Another example of good debt is a mortgage.

With a mortgage, also known as a home loan, you can increase the value of your home over time through various improvements and gain money if you decide to sell someday.

On the other hand, bad debt is debt that doesn’t increase your net worth, has no future value and that you don’t have money to pay for.

Examples of bad debt include credit cards, auto loans and store credit cards.

How much bad debt is too much?

While any amount of bad debt is too much, sometimes it’s a necessary evil.

You can figure out if you’re living within your means by calculating your debt-to-income ratio.

Calculating Debt to Income Ratio | Good Debt vs. Bad Debt: What's the Difference? | Brown & Joseph, LLC

To find your debt-to-income ratio, add up all your monthly debt payments and divide that by your monthly gross income.

Ideally, your debt-to-income ratio will be below 10-15%.

Anything over a 43% debt-to-income ratio is a red flag to potential lenders and shows that you are living beyond your means.
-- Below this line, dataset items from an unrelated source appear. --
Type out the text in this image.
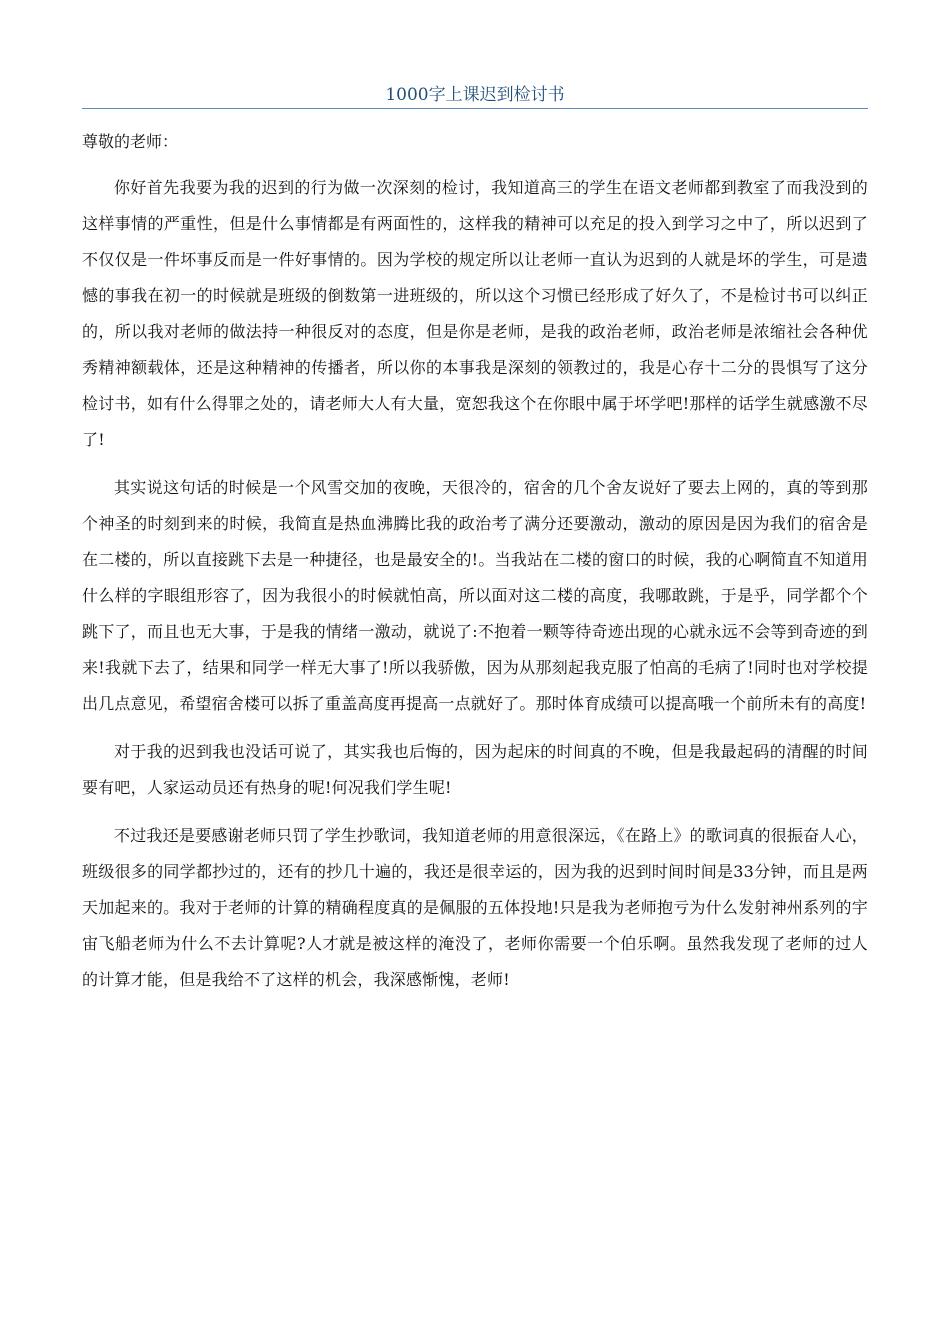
1000字上课迟到检讨书

尊敬的老师：

你好首先我要为我的迟到的行为做一次深刻的检讨，我知道高三的学生在语文老师都到教室了而我没到的这样事情的严重性，但是什么事情都是有两面性的，这样我的精神可以充足的投入到学习之中了，所以迟到了不仅仅是一件坏事反而是一件好事情的。因为学校的规定所以让老师一直认为迟到的人就是坏的学生，可是遗憾的事我在初一的时候就是班级的倒数第一进班级的，所以这个习惯已经形成了好久了，不是检讨书可以纠正的，所以我对老师的做法持一种很反对的态度，但是你是老师，是我的政治老师，政治老师是浓缩社会各种优秀精神额载体，还是这种精神的传播者，所以你的本事我是深刻的领教过的，我是心存十二分的畏惧写了这分检讨书，如有什么得罪之处的，请老师大人有大量，宽恕我这个在你眼中属于坏学吧!那样的话学生就感激不尽了!

其实说这句话的时候是一个风雪交加的夜晚，天很冷的，宿舍的几个舍友说好了要去上网的，真的等到那个神圣的时刻到来的时候，我简直是热血沸腾比我的政治考了满分还要激动，激动的原因是因为我们的宿舍是在二楼的，所以直接跳下去是一种捷径，也是最安全的!。当我站在二楼的窗口的时候，我的心啊简直不知道用什么样的字眼组形容了，因为我很小的时候就怕高，所以面对这二楼的高度，我哪敢跳，于是乎，同学都个个跳下了，而且也无大事，于是我的情绪一激动，就说了:不抱着一颗等待奇迹出现的心就永远不会等到奇迹的到来!我就下去了，结果和同学一样无大事了!所以我骄傲，因为从那刻起我克服了怕高的毛病了!同时也对学校提出几点意见，希望宿舍楼可以拆了重盖高度再提高一点就好了。那时体育成绩可以提高哦一个前所未有的高度!

对于我的迟到我也没话可说了，其实我也后悔的，因为起床的时间真的不晚，但是我最起码的清醒的时间要有吧，人家运动员还有热身的呢!何况我们学生呢!

不过我还是要感谢老师只罚了学生抄歌词，我知道老师的用意很深远，《在路上》的歌词真的很振奋人心，班级很多的同学都抄过的，还有的抄几十遍的，我还是很幸运的，因为我的迟到时间时间是33分钟，而且是两天加起来的。我对于老师的计算的精确程度真的是佩服的五体投地!只是我为老师抱亏为什么发射神州系列的宇宙飞船老师为什么不去计算呢?人才就是被这样的淹没了，老师你需要一个伯乐啊。虽然我发现了老师的过人的计算才能，但是我给不了这样的机会，我深感惭愧，老师!
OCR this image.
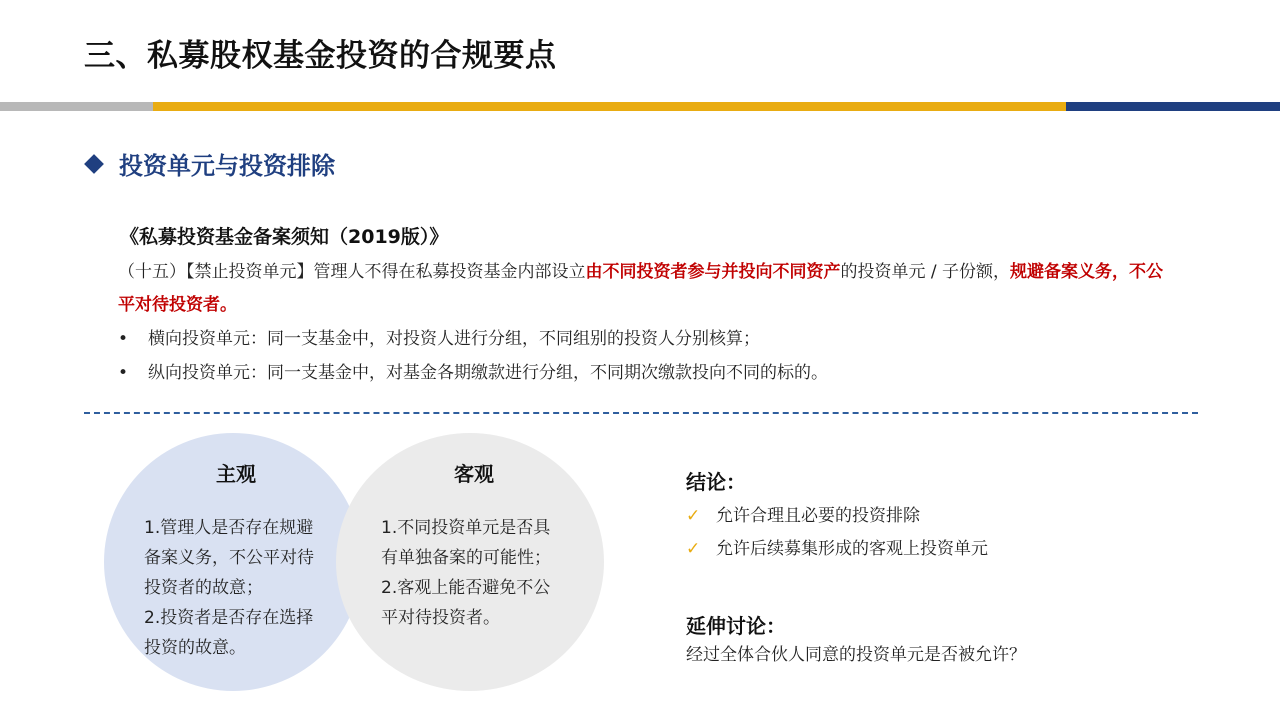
三、私募股权基金投资的合规要点
投资单元与投资排除
《私募投资基金备案须知（2019版）》
（十五）【禁止投资单元】管理人不得在私募投资基金内部设立由不同投资者参与并投向不同资产的投资单元 / 子份额，规避备案义务，不公平对待投资者。
•	横向投资单元：同一支基金中，对投资人进行分组，不同组别的投资人分别核算；
•	纵向投资单元：同一支基金中，对基金各期缴款进行分组，不同期次缴款投向不同的标的。
主观
1.管理人是否存在规避
备案义务，不公平对待
投资者的故意；
2.投资者是否存在选择
投资的故意。
客观
1.不同投资单元是否具
有单独备案的可能性；
2.客观上能否避免不公
平对待投资者。
结论：
✓ 允许合理且必要的投资排除
✓ 允许后续募集形成的客观上投资单元
延伸讨论：
经过全体合伙人同意的投资单元是否被允许？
Good Debt vs. Bad Debt: What's the Difference? | Brown & Joseph, LLC

How do I get rid of bad debt?

Getting rid of bad debt takes time and commitment, but it can be done.
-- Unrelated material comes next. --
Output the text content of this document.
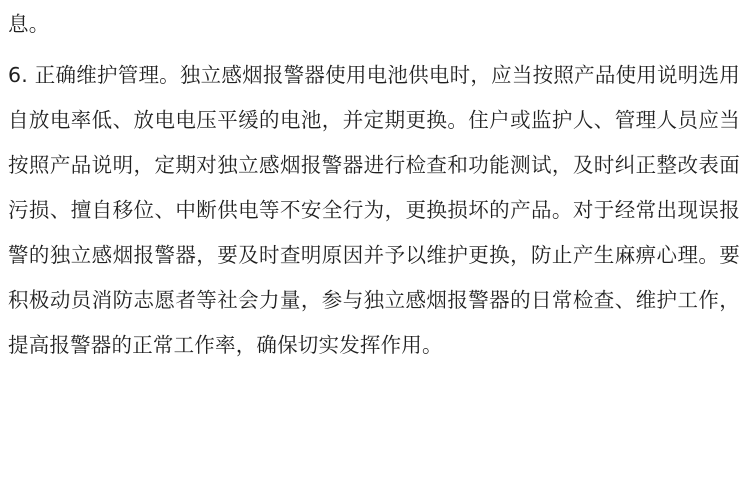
息。

6. 正确维护管理。独立感烟报警器使用电池供电时，应当按照产品使用说明选用自放电率低、放电电压平缓的电池，并定期更换。住户或监护人、管理人员应当按照产品说明，定期对独立感烟报警器进行检查和功能测试，及时纠正整改表面污损、擅自移位、中断供电等不安全行为，更换损坏的产品。对于经常出现误报警的独立感烟报警器，要及时查明原因并予以维护更换，防止产生麻痹心理。要积极动员消防志愿者等社会力量，参与独立感烟报警器的日常检查、维护工作，提高报警器的正常工作率，确保切实发挥作用。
Here are some steps you can take to reduce your bad debt:

1. Prioritize your bills.

Prioritize your bills by paying off secured debts first, like auto loans and mortgages.

Then pay off unsecured debts like student loans, child support and taxes.

Next, pay off unsecured debts that are likely to appear on your credit report, and finally, unsecured debts that are least likely to go into collections.

However, remember that while some agencies don’t bother with smaller amounts, others specialize in collecting smaller amounts of debt.

There’s no way to tell if debt will go into collections or not, so it’s best to just pay what you owe.

Another good thing to do to make sure you don’t miss any payments is to set up automatic payments through your bank or through the creditor.

This way, all your payments are scheduled in advance and there’s no worry about missing a payment and causing further damage to your credit score.

2. Create a budget.

Creating a budget not only let you know where your money is going, but it can also help you curb any unnecessary expenses.

HiCharlie offers some great advice on what to cut first: eating out, shopping, travel, and entertainment like going to the movies.

If there are things you can’t cut completely, find hacks to spend less. Use gift cards, skip the expensive cocktail at dinner, or shop thrift stores.

6 Steps to Ditching Your Debt

Another good rule of thumb to use is the 50/30/20 rule.

The 50/30/20 rule was first coined by Harvard bankruptcy expert Elizabeth Warren as a way to spend and save money.

The idea is to spend 50% on your needs, 30% on your wants and put 20% into your savings account or toward debt repayment.

3. Make more, spend less.

See if you can increase your income to cover your debt.

Consider putting in more hours at work or getting a part-time job. With the rise of ridesharing and delivery services, all you have to do is have a car and a clean driving record!

Some of the most popular part-time jobs can be applied to through an app on your phone:

The side hustle is becoming mainstream, and it’s easy to do. Why not try to earn some extra money to pay off that debt?

4. Don’t ignore collection calls.

Ignoring collection calls won’t make the debt go away and could make the situation worse by further damaging your credit score.

It’s best to acknowledge the debt and explain why you can’t pay it.

The collector or the credit card company may be able to help you out by with the interest rate and payment due dates.

You could also get on a repayment plan.

5. Educate yourself.

There are many resources and programs that can help if you look for them, like repayment plans or loan modification plans.

You should also be educated on the more serious options for debt repayment, like consolidation and bankruptcy.

Always read the fine print and understand your responsibilities as a borrower/debtor and what the consequences are for failing to repay what you owe.

Additionally, be sure you understand the components used to determine your credit score and how it is impacted.